NASA Curiosity to scoop up Martian soil

     NASA’s Curiosity rover is now stationed at a place on Mars where it will take its first scoop of soil for analysis. The rover’s ability to put soil samples into analytical instruments is central to assessing whether its present location on Mars, called Gale Crater, ever offered environmental conditions favorable for microbial life. Mineral analysis can reveal past environmental conditions. Chemical analysis can check for ingredients necessary for life. “We now have reached an important phase that will get the first solid samples into the analytical instruments in about two weeks,” said Mission Manager Michael Watkins of NASA’s Jet Propulsion Laboratory in Pasadena , Calif. “Curiosity has been so well-behaved that we have made great progress during the first two months of the mission,” Watkins added.

The rover’s preparatory operations will involve testing its robotic scooping capabilities to collect and process soil samples. Later, it also will use a hammering drill to collect powdered samples from rocks. To begin preparations for a first scoop, the rover used one of its wheels Wednesday to scuff the soil to expose fresh material. Next, the rover twice will scoop up some soil, shake it thoroughly inside the sample-processing chambers to scrub the internal surfaces, then discard the sample. Curiosity will scoop and shake a third measure of soil and place it in an observation tray for inspection by cameras mounted on the rover’s mast. A portion of the third sample will be delivered to the mineral-identifying chemistry and mineralogy (CheMin) instrument inside the rover. From a fourth scoopful, samples will be delivered to both CheMin and to the sample analysis at Mars (SAM) instrument, which identifies chemical ingredients.

“We’re going to take a close look at the particle size distribution in the soil here to be sure it’s what we want. We are being very careful with this first time using the scoop on Mars,” said Daniel Limonadi of JPL, lead systems engineer for Curiosity’s surface sampling and science system. Rocknest is the name of the area of soil Curiosity will test and analyze. The rover pulled up to the windblown, sandy and dusty location Oct. 2. The Rocknest patch is about 8 feet by 16 feet (2.5 meters by 5 meters). The area provides plenty of area for scooping several times. Diverse rocks nearby provide targets for investigation with the instruments on Curiosity’s mast during the weeks the rover is stationed at Rocknest for this first scooping campaign.

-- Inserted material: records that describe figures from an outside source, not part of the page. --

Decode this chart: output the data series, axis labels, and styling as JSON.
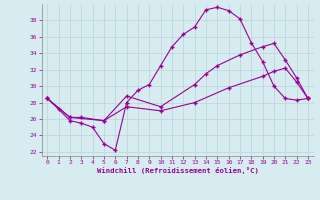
{
  "xlabel": "Windchill (Refroidissement éolien,°C)",
  "background_color": "#d6ecf0",
  "grid_color": "#b8d4d8",
  "line_color": "#990099",
  "xlim": [
    -0.5,
    23.5
  ],
  "ylim": [
    21.5,
    40.0
  ],
  "yticks": [
    22,
    24,
    26,
    28,
    30,
    32,
    34,
    36,
    38
  ],
  "xticks": [
    0,
    1,
    2,
    3,
    4,
    5,
    6,
    7,
    8,
    9,
    10,
    11,
    12,
    13,
    14,
    15,
    16,
    17,
    18,
    19,
    20,
    21,
    22,
    23
  ],
  "line1_x": [
    0,
    1,
    2,
    3,
    4,
    5,
    6,
    7,
    8,
    9,
    10,
    11,
    12,
    13,
    14,
    15,
    16,
    17,
    18,
    19,
    20,
    21,
    22,
    23
  ],
  "line1_y": [
    28.5,
    27.2,
    25.8,
    25.5,
    25.0,
    23.0,
    22.2,
    28.0,
    29.5,
    30.2,
    32.5,
    34.8,
    36.3,
    37.2,
    39.3,
    39.6,
    39.2,
    38.2,
    35.3,
    33.0,
    30.0,
    28.5,
    28.3,
    28.5
  ],
  "line2_x": [
    0,
    2,
    3,
    5,
    7,
    10,
    13,
    14,
    15,
    17,
    19,
    20,
    21,
    22,
    23
  ],
  "line2_y": [
    28.5,
    26.2,
    26.2,
    25.8,
    28.8,
    27.5,
    30.2,
    31.5,
    32.5,
    33.8,
    34.8,
    35.2,
    33.2,
    31.0,
    28.5
  ],
  "line3_x": [
    0,
    2,
    5,
    7,
    10,
    13,
    16,
    19,
    20,
    21,
    22,
    23
  ],
  "line3_y": [
    28.5,
    26.2,
    25.8,
    27.5,
    27.0,
    28.0,
    29.8,
    31.2,
    31.8,
    32.2,
    30.5,
    28.5
  ]
}
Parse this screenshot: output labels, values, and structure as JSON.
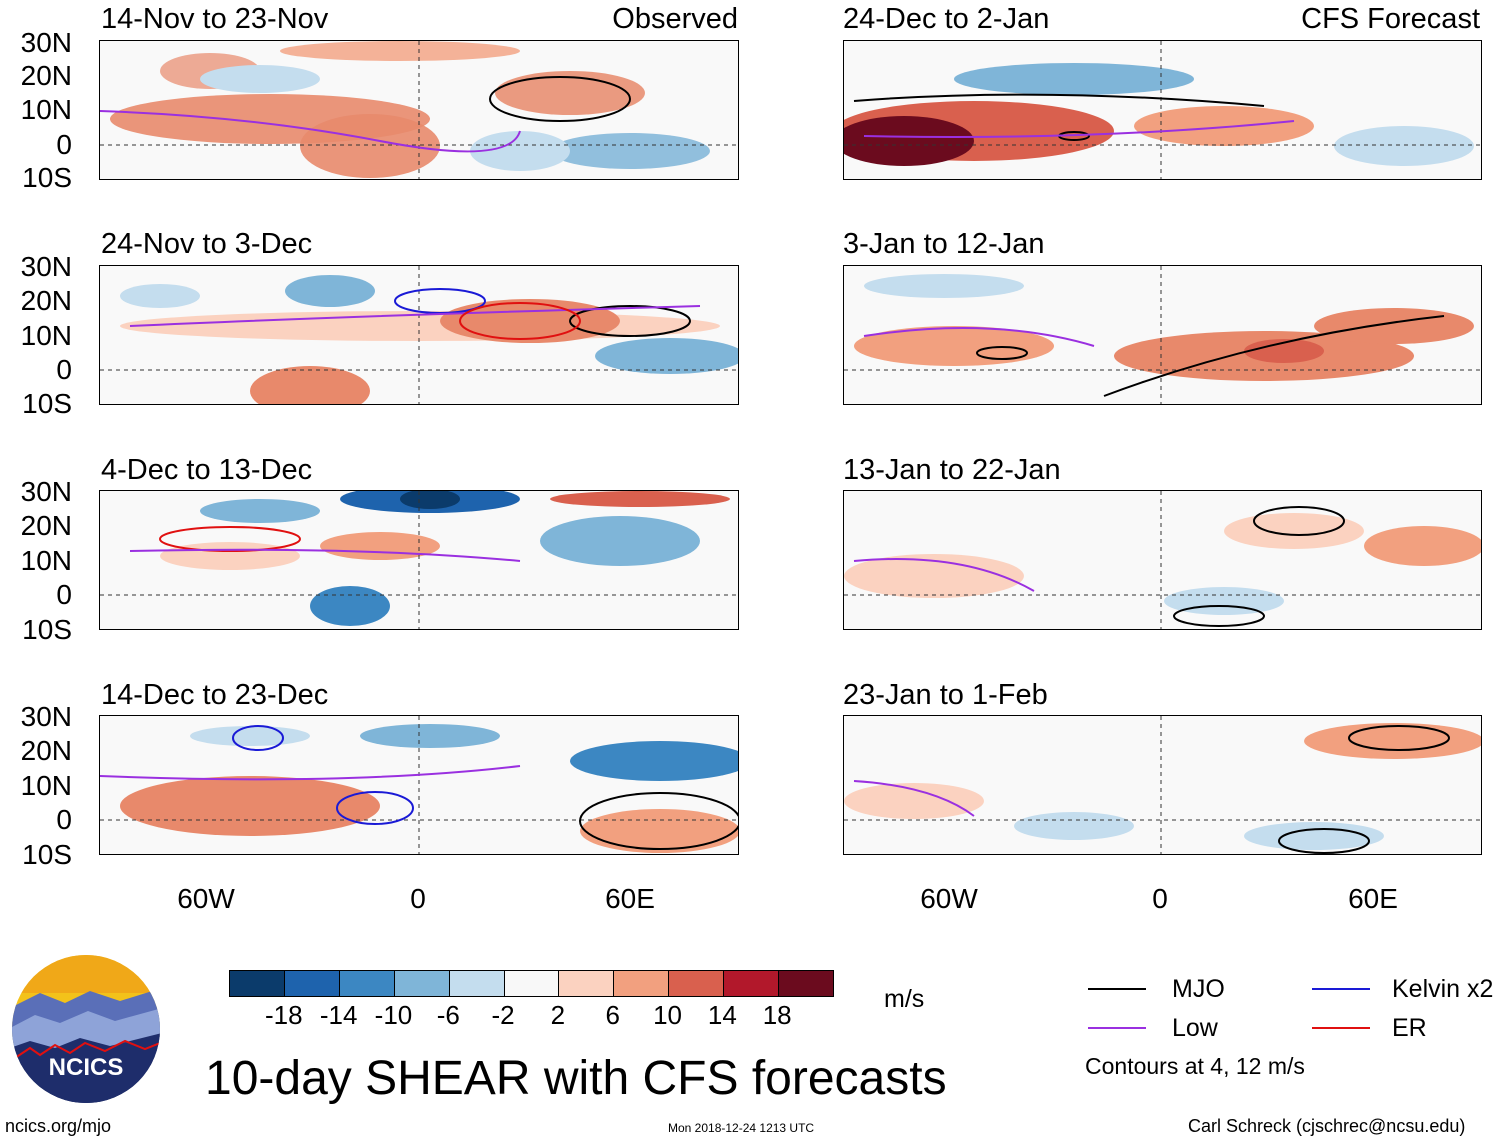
{
  "panels": {
    "left": [
      {
        "title": "14-Nov to 23-Nov",
        "label": "Observed"
      },
      {
        "title": "24-Nov to 3-Dec",
        "label": ""
      },
      {
        "title": "4-Dec to 13-Dec",
        "label": ""
      },
      {
        "title": "14-Dec to 23-Dec",
        "label": ""
      }
    ],
    "right": [
      {
        "title": "24-Dec to 2-Jan",
        "label": "CFS Forecast"
      },
      {
        "title": "3-Jan to 12-Jan",
        "label": ""
      },
      {
        "title": "13-Jan to 22-Jan",
        "label": ""
      },
      {
        "title": "23-Jan to 1-Feb",
        "label": ""
      }
    ]
  },
  "axes": {
    "lat_labels": [
      "30N",
      "20N",
      "10N",
      "0",
      "10S"
    ],
    "lon_labels": [
      "60W",
      "0",
      "60E"
    ]
  },
  "colorbar": {
    "colors": [
      "#0b3b6b",
      "#1e63ad",
      "#3c87c2",
      "#7fb5d8",
      "#c4ddee",
      "#f8f8f8",
      "#fbd2c0",
      "#f2a07f",
      "#d9604e",
      "#b2182b",
      "#6b0b1e"
    ],
    "ticks": [
      "-18",
      "-14",
      "-10",
      "-6",
      "-2",
      "2",
      "6",
      "10",
      "14",
      "18"
    ],
    "units": "m/s"
  },
  "title": "10-day SHEAR with CFS forecasts",
  "legend": {
    "items": [
      {
        "label": "MJO",
        "color": "#000000"
      },
      {
        "label": "Kelvin x2",
        "color": "#1a1ad6"
      },
      {
        "label": "Low",
        "color": "#9a30e0"
      },
      {
        "label": "ER",
        "color": "#e01010"
      }
    ],
    "note": "Contours at 4, 12 m/s"
  },
  "logo": {
    "text": "NCICS"
  },
  "footer": {
    "left": "ncics.org/mjo",
    "center": "Mon 2018-12-24 1213 UTC",
    "right": "Carl Schreck (cjschrec@ncsu.edu)"
  }
}
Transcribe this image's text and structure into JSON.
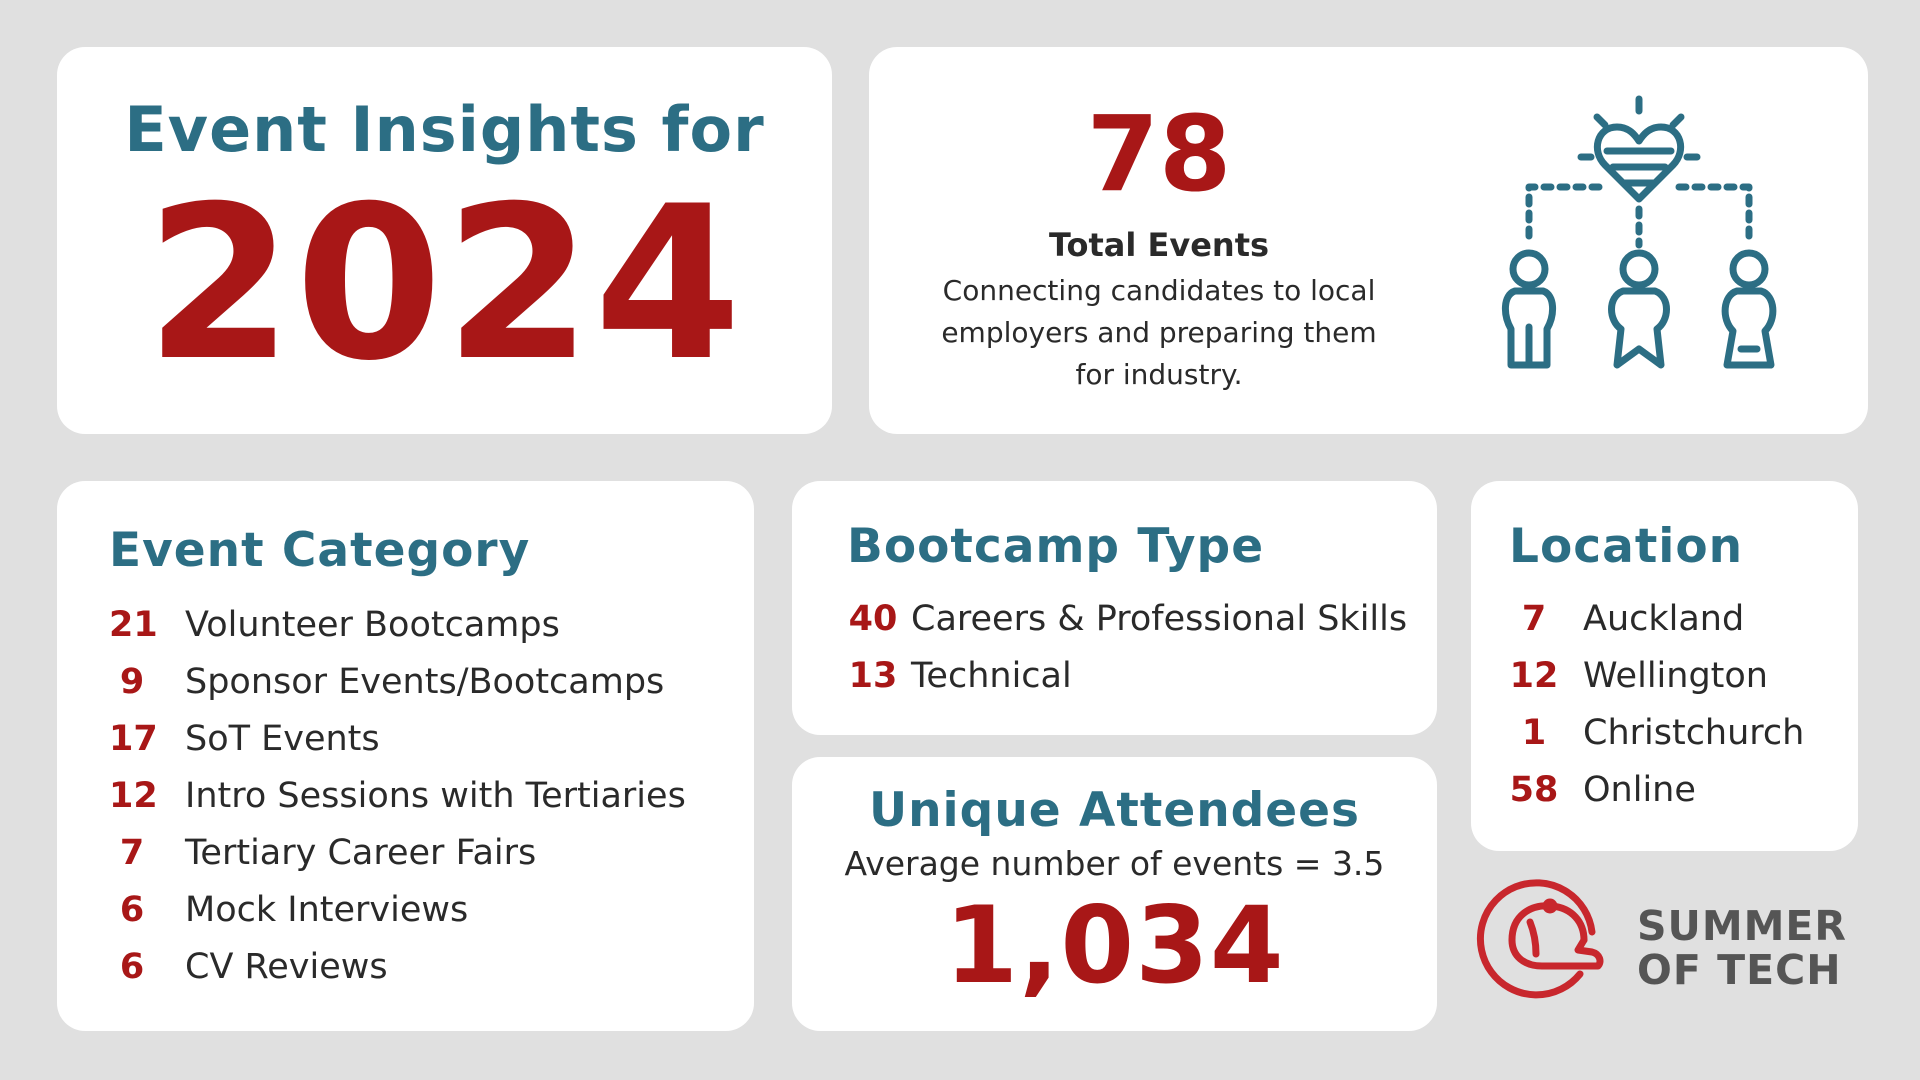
{
  "title": {
    "line": "Event Insights for",
    "year": "2024"
  },
  "total": {
    "number": "78",
    "label": "Total Events",
    "description": "Connecting candidates to local employers and preparing them for industry.",
    "icon": "people-connection-icon"
  },
  "event_category": {
    "heading": "Event Category",
    "items": [
      {
        "count": "21",
        "label": "Volunteer Bootcamps"
      },
      {
        "count": "9",
        "label": "Sponsor Events/Bootcamps"
      },
      {
        "count": "17",
        "label": "SoT Events"
      },
      {
        "count": "12",
        "label": "Intro Sessions with Tertiaries"
      },
      {
        "count": "7",
        "label": "Tertiary Career Fairs"
      },
      {
        "count": "6",
        "label": "Mock Interviews"
      },
      {
        "count": "6",
        "label": "CV Reviews"
      }
    ]
  },
  "bootcamp_type": {
    "heading": "Bootcamp Type",
    "items": [
      {
        "count": "40",
        "label": "Careers & Professional Skills"
      },
      {
        "count": "13",
        "label": "Technical"
      }
    ]
  },
  "location": {
    "heading": "Location",
    "items": [
      {
        "count": "7",
        "label": "Auckland"
      },
      {
        "count": "12",
        "label": "Wellington"
      },
      {
        "count": "1",
        "label": "Christchurch"
      },
      {
        "count": "58",
        "label": "Online"
      }
    ]
  },
  "attendees": {
    "heading": "Unique Attendees",
    "average": "Average number of events = 3.5",
    "number": "1,034"
  },
  "logo": {
    "line1": "SUMMER",
    "line2": "OF TECH",
    "icon": "cap-logo-icon"
  },
  "colors": {
    "background": "#e0e0e0",
    "teal": "#2c6e84",
    "red": "#a81717",
    "text": "#2a2a2a"
  }
}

Curiosity’s motorized, clamshell-shaped scoop is 1.8 inches (4.5 centimeters) wide, 2.8 inches (7 centimeters) long, and can sample to a depth of about 1.4 inches (3.5 centimeters). It is part of the collection and handling Martian rock analysis (CHIMRA) device on a turret of tools at the end of the rover’s arm. CHIMRA also includes a series of chambers and labyrinths for sorting, sieving and portioning samples collected by the scoop or by the arm’s percussive drill. Following the work at Rocknest, the rover team plans to drive Curiosity about 100 yards (about 100 meters) eastward into the Glenelg area and select a rock as the first target for use of its drill.